Obama Picks Former Procter & Gamble CEO to Lead Veterans Affairs

NEW YORK - SEPTEMBER 21:  Procter & Gamble CEO Bob McDonald looks on during the annual Clinton Global Initiative (CGI) September 21, 2010 in New York City. The sixth annual meeting of the CGI gathers prominent individuals in politics, business, science, academics, religion and entertainment to discuss global issues such as climate change and the reconstruction of Haiti. The event, founded by former U.S. President Bill Clinton after he left office, is held the same week as the General Assembly at the United Nations, when most world leaders are in New York City.  (Photo by Mario Tama/Getty Images) *** Local Caption *** Bob McDonald
Photo: Mario Tama/2010 Getty Images

Suggesting that the problems at the Department of Veterans Affairs stem mainly from management issues, President Obama has selected Bob McDonald, a former chief executive of Procter & Gamble, to head the department. According to the Washington Post, Obama will announce the nomination on Monday, one month after Eric Shinseki resigned amid reports of long wait times at VA facilities nationwide, and an ensuing effort to cover up the problem. McDonald is an unconventional choice for VA secretary. While he graduated at the top of his class from West Point, he left the military for an entry-level position at P&G after becoming a captain in the 82nd Airborne Division. After 33 years at the company behind brands like Tide, Crest, and Charmin, McDonald resigned from his position as chief executive in May 2013 due to investors' concerns that about his ability to boost the company's performance.

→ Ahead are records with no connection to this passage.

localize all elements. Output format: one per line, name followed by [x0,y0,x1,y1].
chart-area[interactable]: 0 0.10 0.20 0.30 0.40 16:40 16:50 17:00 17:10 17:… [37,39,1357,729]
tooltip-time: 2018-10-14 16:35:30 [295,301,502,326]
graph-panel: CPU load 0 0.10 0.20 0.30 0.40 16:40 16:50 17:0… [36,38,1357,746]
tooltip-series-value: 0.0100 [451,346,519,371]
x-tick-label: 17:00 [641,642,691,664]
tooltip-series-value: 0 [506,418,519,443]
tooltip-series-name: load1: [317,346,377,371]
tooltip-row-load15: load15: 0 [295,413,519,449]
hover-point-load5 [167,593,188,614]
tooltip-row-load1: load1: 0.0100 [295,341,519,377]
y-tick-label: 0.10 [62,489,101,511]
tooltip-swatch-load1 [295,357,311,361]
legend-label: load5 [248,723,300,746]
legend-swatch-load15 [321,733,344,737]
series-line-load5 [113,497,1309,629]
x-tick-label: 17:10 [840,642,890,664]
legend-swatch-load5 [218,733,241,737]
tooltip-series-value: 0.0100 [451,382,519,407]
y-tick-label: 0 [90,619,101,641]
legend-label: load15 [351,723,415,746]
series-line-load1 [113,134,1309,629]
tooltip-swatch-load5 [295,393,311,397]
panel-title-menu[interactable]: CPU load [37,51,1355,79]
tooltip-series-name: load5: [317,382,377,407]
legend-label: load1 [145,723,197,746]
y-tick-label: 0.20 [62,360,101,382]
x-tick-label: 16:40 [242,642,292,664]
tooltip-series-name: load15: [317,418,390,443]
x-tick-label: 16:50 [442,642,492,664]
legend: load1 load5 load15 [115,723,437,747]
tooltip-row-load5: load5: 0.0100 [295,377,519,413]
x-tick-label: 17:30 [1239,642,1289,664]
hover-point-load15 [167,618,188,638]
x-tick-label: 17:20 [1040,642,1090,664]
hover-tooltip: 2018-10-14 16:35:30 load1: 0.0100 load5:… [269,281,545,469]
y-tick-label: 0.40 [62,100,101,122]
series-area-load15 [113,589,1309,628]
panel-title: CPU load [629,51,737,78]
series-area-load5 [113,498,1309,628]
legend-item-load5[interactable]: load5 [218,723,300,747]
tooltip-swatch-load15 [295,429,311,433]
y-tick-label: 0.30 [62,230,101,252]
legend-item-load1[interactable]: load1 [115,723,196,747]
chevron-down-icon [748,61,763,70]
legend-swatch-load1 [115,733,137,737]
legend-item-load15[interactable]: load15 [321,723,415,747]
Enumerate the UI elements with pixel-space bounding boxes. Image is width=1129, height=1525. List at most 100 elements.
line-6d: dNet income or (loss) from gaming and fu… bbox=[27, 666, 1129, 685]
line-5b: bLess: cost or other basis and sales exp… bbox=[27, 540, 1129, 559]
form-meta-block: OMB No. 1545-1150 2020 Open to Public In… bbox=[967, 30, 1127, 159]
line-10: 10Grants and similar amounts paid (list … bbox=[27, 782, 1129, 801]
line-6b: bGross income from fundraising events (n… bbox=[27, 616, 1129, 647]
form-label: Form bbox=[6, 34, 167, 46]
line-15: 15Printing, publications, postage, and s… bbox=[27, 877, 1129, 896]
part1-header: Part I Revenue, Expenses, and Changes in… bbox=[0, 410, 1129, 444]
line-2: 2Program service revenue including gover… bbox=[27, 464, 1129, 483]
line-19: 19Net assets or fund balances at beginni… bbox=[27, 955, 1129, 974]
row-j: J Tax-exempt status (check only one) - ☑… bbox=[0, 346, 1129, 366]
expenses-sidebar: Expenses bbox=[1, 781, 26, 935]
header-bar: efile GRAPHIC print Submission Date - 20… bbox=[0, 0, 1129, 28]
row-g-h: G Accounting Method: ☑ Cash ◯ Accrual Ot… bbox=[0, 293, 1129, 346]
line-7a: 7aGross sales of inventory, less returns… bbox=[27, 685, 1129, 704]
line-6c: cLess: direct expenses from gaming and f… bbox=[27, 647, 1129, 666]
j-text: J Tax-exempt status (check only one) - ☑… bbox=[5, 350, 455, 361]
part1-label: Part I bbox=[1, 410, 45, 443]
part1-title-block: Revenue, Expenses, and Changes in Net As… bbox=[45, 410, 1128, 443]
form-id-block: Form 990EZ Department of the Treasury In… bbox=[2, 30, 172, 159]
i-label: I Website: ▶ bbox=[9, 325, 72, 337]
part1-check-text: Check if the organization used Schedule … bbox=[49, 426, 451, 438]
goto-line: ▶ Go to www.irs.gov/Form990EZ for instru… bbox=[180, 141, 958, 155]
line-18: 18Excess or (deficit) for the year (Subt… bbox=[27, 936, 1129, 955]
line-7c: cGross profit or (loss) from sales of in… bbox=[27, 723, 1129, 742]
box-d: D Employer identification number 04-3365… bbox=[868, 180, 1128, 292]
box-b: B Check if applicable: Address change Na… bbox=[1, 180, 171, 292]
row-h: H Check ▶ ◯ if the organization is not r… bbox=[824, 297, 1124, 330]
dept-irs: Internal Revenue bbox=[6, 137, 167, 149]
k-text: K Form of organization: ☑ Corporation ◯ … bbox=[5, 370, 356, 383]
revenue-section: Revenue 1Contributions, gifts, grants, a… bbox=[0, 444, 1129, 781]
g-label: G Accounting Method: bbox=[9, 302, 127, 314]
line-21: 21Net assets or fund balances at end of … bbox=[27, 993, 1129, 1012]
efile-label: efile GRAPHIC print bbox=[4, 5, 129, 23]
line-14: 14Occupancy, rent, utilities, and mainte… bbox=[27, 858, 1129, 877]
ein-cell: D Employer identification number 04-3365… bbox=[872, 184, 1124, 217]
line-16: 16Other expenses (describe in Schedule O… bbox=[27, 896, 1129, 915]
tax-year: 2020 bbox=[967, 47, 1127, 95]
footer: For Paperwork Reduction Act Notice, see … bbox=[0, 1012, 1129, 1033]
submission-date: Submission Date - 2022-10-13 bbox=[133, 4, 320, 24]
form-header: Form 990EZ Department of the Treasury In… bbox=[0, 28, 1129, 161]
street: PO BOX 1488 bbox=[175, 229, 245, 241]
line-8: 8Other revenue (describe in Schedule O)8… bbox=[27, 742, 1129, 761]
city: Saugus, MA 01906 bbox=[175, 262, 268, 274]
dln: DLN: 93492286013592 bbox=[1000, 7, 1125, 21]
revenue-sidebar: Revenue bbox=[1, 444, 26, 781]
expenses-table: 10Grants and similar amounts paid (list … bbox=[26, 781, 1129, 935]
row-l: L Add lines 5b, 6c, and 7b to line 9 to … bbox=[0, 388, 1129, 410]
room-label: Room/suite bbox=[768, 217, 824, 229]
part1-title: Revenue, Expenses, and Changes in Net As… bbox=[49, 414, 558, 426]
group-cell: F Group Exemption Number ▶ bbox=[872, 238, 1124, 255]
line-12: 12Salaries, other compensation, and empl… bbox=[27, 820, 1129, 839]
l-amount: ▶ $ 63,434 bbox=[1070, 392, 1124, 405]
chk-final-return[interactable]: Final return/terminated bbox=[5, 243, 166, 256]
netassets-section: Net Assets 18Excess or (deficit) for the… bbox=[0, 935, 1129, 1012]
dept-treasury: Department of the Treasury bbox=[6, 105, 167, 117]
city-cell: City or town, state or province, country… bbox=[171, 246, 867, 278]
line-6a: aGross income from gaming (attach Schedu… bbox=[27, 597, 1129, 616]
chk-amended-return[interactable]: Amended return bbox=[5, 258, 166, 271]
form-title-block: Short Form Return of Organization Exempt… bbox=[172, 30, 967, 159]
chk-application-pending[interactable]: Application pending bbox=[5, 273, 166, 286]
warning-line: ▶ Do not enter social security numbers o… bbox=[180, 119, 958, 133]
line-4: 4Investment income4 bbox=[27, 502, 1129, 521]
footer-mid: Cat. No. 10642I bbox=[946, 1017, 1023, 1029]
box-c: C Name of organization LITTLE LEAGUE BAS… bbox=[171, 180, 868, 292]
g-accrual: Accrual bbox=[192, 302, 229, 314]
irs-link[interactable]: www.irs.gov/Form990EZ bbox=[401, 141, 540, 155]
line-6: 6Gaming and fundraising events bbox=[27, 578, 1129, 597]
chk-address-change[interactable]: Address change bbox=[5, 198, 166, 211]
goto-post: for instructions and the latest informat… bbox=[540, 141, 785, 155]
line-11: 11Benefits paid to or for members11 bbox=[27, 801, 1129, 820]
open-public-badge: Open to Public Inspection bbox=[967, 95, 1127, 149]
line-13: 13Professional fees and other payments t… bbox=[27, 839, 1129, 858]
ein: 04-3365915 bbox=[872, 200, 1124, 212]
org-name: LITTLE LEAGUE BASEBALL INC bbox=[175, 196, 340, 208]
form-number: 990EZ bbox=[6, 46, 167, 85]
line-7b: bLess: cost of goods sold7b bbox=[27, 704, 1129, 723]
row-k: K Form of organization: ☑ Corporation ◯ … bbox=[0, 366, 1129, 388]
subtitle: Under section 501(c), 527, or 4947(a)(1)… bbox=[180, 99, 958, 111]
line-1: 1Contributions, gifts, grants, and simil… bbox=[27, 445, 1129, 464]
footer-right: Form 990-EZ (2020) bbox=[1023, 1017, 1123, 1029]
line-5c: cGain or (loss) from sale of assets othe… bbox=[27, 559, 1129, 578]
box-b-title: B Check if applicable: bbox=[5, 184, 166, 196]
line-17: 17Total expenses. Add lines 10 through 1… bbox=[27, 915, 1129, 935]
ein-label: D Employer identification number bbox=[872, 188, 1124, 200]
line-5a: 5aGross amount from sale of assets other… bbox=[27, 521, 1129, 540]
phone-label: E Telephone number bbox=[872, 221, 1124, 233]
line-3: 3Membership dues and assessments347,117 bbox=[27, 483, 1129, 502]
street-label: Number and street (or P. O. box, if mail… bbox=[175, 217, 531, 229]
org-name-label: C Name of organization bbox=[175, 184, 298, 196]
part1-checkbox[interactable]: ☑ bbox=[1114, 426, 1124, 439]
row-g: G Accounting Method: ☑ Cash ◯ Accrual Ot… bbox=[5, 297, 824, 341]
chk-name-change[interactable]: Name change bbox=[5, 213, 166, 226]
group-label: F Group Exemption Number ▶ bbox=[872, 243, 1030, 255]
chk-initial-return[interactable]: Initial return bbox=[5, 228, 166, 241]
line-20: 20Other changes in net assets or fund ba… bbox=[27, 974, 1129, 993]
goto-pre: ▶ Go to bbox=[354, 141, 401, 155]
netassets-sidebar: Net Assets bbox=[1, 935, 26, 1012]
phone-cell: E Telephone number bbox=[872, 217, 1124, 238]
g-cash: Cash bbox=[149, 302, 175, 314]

During his years in the private sector, McDonald maintained close ties to the military and West Point, establishing the McDonald Cadet Leadership Conference at his alma mater. While some expressed concerns about McDonald's ability to relate to veterans of Iraq and Afghanistan, his selection was widely praised on Sunday night, even by the GOP. (The New York Times reports McDonald has only made contributions to Republican candidates, including Mitt Romney and House Speaker John Boehner, which probably helped.)

In a statement, Boehner described him as "a good man, a veteran, and a strong leader," who can implement "the kind of dramatic, systemic change that is badly needed and long overdue at the VA." Of course, he did make one small jab at the president, cautioning that reform will only be possible if "his boss, the president, first commits to doing whatever it takes to give our veterans the world class health care system they deserve."